Qui ose répondreà Greta Thunberg? / Pourquoi pas?

La jeune Greta Thunberg a récidivé! Après son passage courageux à la COP 24 à Katowice en décembre dernier, la voilà qui rempile à Davos pour faire passer son plaidoyer pour le climat. «Je ne veux pas de votre espoir mais je veux que vous commenciez à paniquer», avertit Greta Thunberg à Davos. Elle a poursuivi que «la perspective du réchauffement climatique devrait instiller la peur chez les dirigeants du monde entier et les pousser à l’action».

Après les deux apparitions extrêmement bien mises en scène et médiatisées ainsi que son mouvement de mener depuis août dernier une «grève» du climat, séchant les cours tous les vendredis pour aller protester devant le Parlement suédois, tous les décideurs politiques et économiques la félicitent pour son engagement, mais ne lui répondent pas.

Qui ose lui répondre?

A ce jour, le monde continue de se diriger vers un réchauffement climatique aux conséquences dramatiques. Lors de la COP 24, le constat a été amer. Tout retard dans l’action rendra plus difficile et plus coûteux les réponses au changement climatique.

Le Luxembourg, durant la présidence européenne, a été en 2015 un acteur important pour arriver à l’accord de la COP 21 à Paris.
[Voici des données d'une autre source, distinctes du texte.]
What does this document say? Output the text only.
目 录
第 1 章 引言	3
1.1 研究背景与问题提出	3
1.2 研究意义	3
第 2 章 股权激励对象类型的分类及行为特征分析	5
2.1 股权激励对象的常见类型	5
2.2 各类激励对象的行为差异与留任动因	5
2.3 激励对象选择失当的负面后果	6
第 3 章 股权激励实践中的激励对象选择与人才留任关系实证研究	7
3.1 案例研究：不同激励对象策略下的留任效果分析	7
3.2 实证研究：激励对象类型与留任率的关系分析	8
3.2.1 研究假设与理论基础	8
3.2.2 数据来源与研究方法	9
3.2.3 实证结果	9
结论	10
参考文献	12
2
Mais depuis, beaucoup de pays ont pris des initiatives respectives, des règlementations innovantes pour se positionner dans le débat climatique.

Pourquoi le Luxembourg ne se fixe-t-il pas comme objectif ambitieux de devenir le champion de l’écologie en montrant la voie, en donnant l’exemple à suivre?

Cette approche a tellement bien réussi pour le secteur financier au Luxembourg, où l’expertise et le savoir-faire ont été utilisés pour faire de la Place financière un des atouts du Grand-Duché (également en finance verte), à la pointe de la technologie.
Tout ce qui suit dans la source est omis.